To do this, we have to turn our component into a class component, because that's how you get lifecycle events in Reagent. Why? Because we need to able to place the caret AFTER the component has rendered, not before, as we won't yet have the updated text in the contentEditable otherwise and caret placement will throw an error for index being out of bounds. So, with that in mind, the updated component would look like this:

(ns your-app
(:require [reagent.core :as r]))

(defn contentEditable []
(let [ref (r/atom nil)
content (r/atom "")
caret-location (r/atom nil)]
(r/create-class
{:component-did-update
#(place-caret! ref content caret-location)
:reagent-render
(fn []
[:div
{:contentEditable true
:ref #(fn [el] (reset! ref el))
:on-paste #(on-paste! content caret-location %)
:on-input #(reset! content (.-innerHTML (.-target %)))
:dangerouslySetInnerHTML {:__html @content}}])})))

Aye! You can see that we're also passing to the on-paste! function a new state variable called caret-location, which by default will be nil, and we'll use that to know where to put the caret with our place-caret! function you can see is being called from within the :component-did-update lifecycle event. We also create a new state called ref, which will hold the actual DOM element of our contentEditable so that we know in what element do we focus our cursor in.

Our updated on-paste! function should look like this now:

(defn on-paste! [content caret-location event]
(.then
(.readText
(.-clipboard js/navigator))
(fn [clip]
(let [pasted-content (parse-html clip)
selection (.getSelection js/window)
offset (.-anchorOffset selection)
new-content (string->string @content pasted-content offset)]
(reset! content new-content)
(reset! caret-location (+ offset (count pasted-content)))))))

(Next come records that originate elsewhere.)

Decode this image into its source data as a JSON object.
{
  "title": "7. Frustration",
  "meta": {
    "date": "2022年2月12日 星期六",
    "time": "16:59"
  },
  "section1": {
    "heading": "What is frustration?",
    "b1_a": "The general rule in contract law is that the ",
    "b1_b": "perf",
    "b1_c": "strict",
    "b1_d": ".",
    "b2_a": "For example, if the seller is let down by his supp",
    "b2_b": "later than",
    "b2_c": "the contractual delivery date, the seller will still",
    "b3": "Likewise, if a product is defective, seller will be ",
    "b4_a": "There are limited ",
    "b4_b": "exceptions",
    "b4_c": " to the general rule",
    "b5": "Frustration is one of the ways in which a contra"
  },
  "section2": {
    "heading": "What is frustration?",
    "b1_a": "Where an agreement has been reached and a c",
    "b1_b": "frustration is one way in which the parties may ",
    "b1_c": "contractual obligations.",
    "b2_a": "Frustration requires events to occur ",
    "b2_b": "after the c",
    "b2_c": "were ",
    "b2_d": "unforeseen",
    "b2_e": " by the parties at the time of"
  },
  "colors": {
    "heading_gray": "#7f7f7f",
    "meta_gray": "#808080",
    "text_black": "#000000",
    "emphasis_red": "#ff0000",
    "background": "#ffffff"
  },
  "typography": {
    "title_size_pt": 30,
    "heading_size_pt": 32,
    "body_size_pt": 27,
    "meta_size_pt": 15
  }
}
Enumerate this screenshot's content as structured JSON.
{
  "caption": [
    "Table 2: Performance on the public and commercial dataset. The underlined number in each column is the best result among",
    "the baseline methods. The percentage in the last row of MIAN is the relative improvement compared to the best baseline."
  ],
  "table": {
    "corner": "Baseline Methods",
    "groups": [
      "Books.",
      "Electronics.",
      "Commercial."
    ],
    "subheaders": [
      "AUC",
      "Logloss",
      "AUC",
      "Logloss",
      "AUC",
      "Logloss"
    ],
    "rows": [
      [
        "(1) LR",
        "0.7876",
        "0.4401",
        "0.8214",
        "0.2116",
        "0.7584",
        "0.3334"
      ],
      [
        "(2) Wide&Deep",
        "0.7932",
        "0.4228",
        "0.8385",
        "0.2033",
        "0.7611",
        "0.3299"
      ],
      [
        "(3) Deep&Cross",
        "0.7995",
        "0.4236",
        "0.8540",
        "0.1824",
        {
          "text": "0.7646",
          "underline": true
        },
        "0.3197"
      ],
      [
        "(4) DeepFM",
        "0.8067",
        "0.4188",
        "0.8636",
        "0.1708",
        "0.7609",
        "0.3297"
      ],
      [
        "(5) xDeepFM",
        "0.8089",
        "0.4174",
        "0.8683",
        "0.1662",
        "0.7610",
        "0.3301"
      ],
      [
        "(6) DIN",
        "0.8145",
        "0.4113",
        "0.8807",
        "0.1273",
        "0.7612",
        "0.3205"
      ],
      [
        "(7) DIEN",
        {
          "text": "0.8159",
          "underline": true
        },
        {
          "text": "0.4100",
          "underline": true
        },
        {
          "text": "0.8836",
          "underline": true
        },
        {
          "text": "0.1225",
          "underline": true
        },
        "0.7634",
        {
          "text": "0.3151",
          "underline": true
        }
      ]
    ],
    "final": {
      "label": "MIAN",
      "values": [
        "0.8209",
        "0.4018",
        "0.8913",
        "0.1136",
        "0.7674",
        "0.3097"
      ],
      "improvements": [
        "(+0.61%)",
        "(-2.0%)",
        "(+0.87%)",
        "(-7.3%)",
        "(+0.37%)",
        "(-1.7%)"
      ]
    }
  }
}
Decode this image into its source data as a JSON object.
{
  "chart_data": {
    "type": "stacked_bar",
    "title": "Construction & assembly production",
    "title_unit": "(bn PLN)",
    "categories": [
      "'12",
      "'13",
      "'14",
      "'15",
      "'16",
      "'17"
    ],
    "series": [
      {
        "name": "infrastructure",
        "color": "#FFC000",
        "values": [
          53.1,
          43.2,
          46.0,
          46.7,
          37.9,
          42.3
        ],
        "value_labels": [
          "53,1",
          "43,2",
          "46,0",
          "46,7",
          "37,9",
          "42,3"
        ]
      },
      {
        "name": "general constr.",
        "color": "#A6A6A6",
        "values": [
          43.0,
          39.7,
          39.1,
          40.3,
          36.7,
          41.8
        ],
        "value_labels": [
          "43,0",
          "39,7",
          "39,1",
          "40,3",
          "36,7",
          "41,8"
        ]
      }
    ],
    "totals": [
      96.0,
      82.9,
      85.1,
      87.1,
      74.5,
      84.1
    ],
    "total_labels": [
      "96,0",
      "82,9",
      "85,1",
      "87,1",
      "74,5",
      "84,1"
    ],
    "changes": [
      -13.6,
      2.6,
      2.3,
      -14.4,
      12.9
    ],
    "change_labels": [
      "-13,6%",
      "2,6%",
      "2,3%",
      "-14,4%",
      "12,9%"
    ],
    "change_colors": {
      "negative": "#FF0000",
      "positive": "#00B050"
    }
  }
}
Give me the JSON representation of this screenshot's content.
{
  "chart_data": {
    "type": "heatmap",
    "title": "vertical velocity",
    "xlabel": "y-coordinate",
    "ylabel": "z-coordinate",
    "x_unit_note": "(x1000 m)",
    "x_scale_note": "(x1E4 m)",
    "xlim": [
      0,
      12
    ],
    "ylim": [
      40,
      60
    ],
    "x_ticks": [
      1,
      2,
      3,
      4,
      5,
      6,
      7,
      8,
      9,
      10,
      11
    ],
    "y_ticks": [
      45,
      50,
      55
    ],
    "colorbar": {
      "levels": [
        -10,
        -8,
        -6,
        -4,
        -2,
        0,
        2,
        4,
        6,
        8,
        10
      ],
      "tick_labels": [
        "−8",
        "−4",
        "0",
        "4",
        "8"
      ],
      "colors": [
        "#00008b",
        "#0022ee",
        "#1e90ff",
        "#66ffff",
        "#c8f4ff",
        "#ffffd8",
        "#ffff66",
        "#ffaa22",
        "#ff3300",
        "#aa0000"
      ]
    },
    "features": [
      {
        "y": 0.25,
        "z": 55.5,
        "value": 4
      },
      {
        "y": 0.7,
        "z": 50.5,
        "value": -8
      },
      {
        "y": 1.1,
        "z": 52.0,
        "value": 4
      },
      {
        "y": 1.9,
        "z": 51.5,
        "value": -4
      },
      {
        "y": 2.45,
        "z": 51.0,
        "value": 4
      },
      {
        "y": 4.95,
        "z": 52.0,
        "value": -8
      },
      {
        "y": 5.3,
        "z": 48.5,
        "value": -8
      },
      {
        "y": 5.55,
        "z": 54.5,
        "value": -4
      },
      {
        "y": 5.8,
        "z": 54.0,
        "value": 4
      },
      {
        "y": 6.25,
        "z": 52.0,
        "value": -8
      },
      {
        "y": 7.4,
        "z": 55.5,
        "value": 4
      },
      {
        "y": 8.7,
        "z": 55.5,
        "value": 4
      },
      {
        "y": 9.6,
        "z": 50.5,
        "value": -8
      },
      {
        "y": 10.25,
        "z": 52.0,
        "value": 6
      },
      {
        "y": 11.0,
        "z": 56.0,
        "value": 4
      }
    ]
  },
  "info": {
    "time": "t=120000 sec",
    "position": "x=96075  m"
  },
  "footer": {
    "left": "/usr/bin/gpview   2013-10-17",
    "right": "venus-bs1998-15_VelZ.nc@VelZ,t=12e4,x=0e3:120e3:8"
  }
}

So now the caret-location will hold a value that is whatever the offset was when you pasted + the length of the pasted content, so it should now appear right after the paste. Well, not yet - we still have to create our place-caret! function, so let's go ahead create it looking like this:

(defn place-caret! [ref content caret-location]
(when (and (not (nil? @caret-location))
(>= (count @content) @caret-location)
(first (.-childNodes @ref)))
(let [selection (.getSelection js/window)
range (.createRange js/document)]
(.setStart range (first (.-childNodes @ref)) @caret-location)
(.collapse range true)
(.removeAllRanges selection)
(.addRange selection range)
(.focus @ref)
(reset! caret-location nil))))

What this function does is that it takes a ref, which is the DOM element e.g our contentEditable, the content and caret-location states and it will then make sure that the content is not longer than caret-location (because if it is, we won't be able to change caret location because the index is out of bounds) and we check that the caret-location is not nil, because it's by default nil, so that we could only invoke caret placement when we want to, which in our case is during paste.

After all is good, we get the current selection, create a new range, set the start of the range to be our caret-location, collapse that range, remove all existing ranges from selection and add our new one instead, and then we'll focus on the ref element and reset the caret-location state.